I think it’s sometimes difficult to keep students interested, or to convince them that it’s worth their time to engage with something that’s admittedly rather marginal – such as the experiences of neutral countries in major wars of the 20th century, or various regionalist projects ranging from EU-led partnerships to barely known cross-border cooperation initiatives, or even Baltic and Scandinavian history as a whole. At a big international university like UCL, the atmosphere is often hyper-competitive and students are very worried about their future, so diversity can be a hard sell. I don’t know how successful I’ve been conveying the value of broader perspectives, but judging by the feedback, most students have found my courses at least interesting. PH: What do you think a diverse and inclusive approach to teaching Russian Imperial/Soviet history looks like?
I think that firstly, we need to do away with the notion that Russian or Soviet history is only about Russia or Russians in a narrow sense.
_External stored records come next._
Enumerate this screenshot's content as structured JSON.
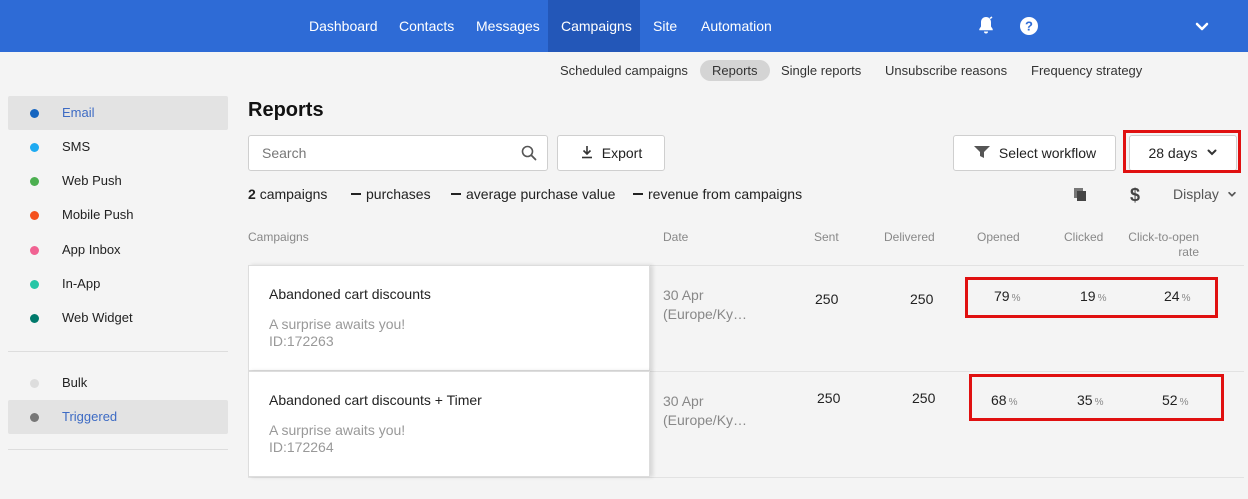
{
  "nav": {
    "items": [
      {
        "label": "Dashboard"
      },
      {
        "label": "Contacts"
      },
      {
        "label": "Messages"
      },
      {
        "label": "Campaigns"
      },
      {
        "label": "Site"
      },
      {
        "label": "Automation"
      }
    ],
    "active": "Campaigns",
    "icons": [
      "bell-icon",
      "help-icon",
      "chevron-down-icon"
    ]
  },
  "subnav": {
    "items": [
      {
        "label": "Scheduled campaigns"
      },
      {
        "label": "Reports"
      },
      {
        "label": "Single reports"
      },
      {
        "label": "Unsubscribe reasons"
      },
      {
        "label": "Frequency strategy"
      }
    ],
    "active": "Reports"
  },
  "sidebar": {
    "channels": [
      {
        "label": "Email",
        "color": "#1565c0"
      },
      {
        "label": "SMS",
        "color": "#1eaaf1"
      },
      {
        "label": "Web Push",
        "color": "#4caf50"
      },
      {
        "label": "Mobile Push",
        "color": "#f4511e"
      },
      {
        "label": "App Inbox",
        "color": "#f06292"
      },
      {
        "label": "In-App",
        "color": "#26c6a6"
      },
      {
        "label": "Web Widget",
        "color": "#00796b"
      }
    ],
    "types": [
      {
        "label": "Bulk",
        "color": "#dddddd"
      },
      {
        "label": "Triggered",
        "color": "#777777"
      }
    ]
  },
  "page": {
    "title": "Reports"
  },
  "toolbar": {
    "search_placeholder": "Search",
    "export_label": "Export",
    "workflow_label": "Select workflow",
    "period_label": "28 days"
  },
  "summary": {
    "campaigns_count": "2",
    "campaigns_label": "campaigns",
    "purchases_label": "purchases",
    "avg_purchase_label": "average purchase value",
    "revenue_label": "revenue from campaigns",
    "display_label": "Display"
  },
  "table": {
    "headers": {
      "campaigns": "Campaigns",
      "date": "Date",
      "sent": "Sent",
      "delivered": "Delivered",
      "opened": "Opened",
      "clicked": "Clicked",
      "cto_line1": "Click-to-open",
      "cto_line2": "rate"
    },
    "rows": [
      {
        "name": "Abandoned cart discounts",
        "description": "A surprise awaits you!",
        "id": "ID:172263",
        "date_line1": "30 Apr",
        "date_line2": "(Europe/Ky…",
        "sent": "250",
        "delivered": "250",
        "opened": "79",
        "clicked": "19",
        "cto": "24"
      },
      {
        "name": "Abandoned cart discounts + Timer",
        "description": "A surprise awaits you!",
        "id": "ID:172264",
        "date_line1": "30 Apr",
        "date_line2": "(Europe/Ky…",
        "sent": "250",
        "delivered": "250",
        "opened": "68",
        "clicked": "35",
        "cto": "52"
      }
    ],
    "percent_sign": "%"
  }
}
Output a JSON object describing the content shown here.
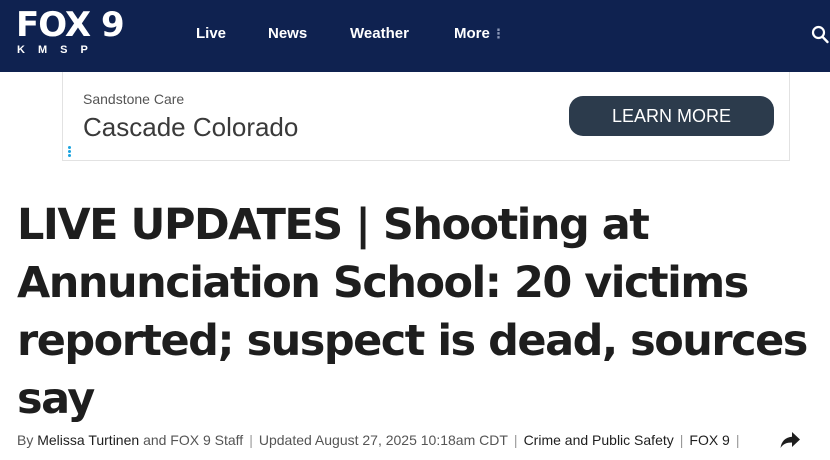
{
  "header": {
    "logo": {
      "main": "FOX 9",
      "sub": "KMSP"
    },
    "nav": [
      {
        "label": "Live"
      },
      {
        "label": "News"
      },
      {
        "label": "Weather"
      },
      {
        "label": "More"
      }
    ],
    "more_dots": "⋮",
    "search_icon": "search-icon",
    "background": "#0f2250"
  },
  "ad": {
    "sponsor": "Sandstone Care",
    "headline": "Cascade Colorado",
    "cta_label": "LEARN MORE",
    "cta_color": "#2c3b4c"
  },
  "article": {
    "headline": "LIVE UPDATES | Shooting at Annunciation School: 20 victims reported; suspect is dead, sources say",
    "byline": {
      "by": "By",
      "author": "Melissa Turtinen",
      "and_staff": "and FOX 9 Staff",
      "updated_label": "Updated",
      "updated_time": "August 27, 2025 10:18am CDT",
      "category": "Crime and Public Safety",
      "source": "FOX 9",
      "separator": "|",
      "share_icon": "share-icon"
    }
  }
}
The experiences of other regions and nationalities need to be given much more time and attention in the syllabus. Today, it would be impossible to teach British imperial history without taking into account the views, experiences and voices of the many subject peoples of the British Empire. The same needs to happen to the way that Russian and Soviet history are taught, not least on the university level.
Secondly, the introduction of more diversity in no way invalidates the Russian experience, which is still a central factor in Russian and Soviet history. But doing that puts Russian experiences in a different context, and that is in my opinion crucial to understand what we are even talking about. Neither Russia nor the Soviet Union was ever a nation state, and not talking about the multitude of internal divisions that existed in these states and how they were (mis)managed leaves a very important part of the story untold.
Finally, and perhaps most concretely, I think it would often be useful to focus more on the local and the concrete, not on grand narratives and high politics. Social history can be very helpful in this respect. What did life look like for an ordinary person, how were they affected by the ongoing events? What if they weren’t Russian and didn’t speak a word of the language? What if they belonged to a different religion? A different race?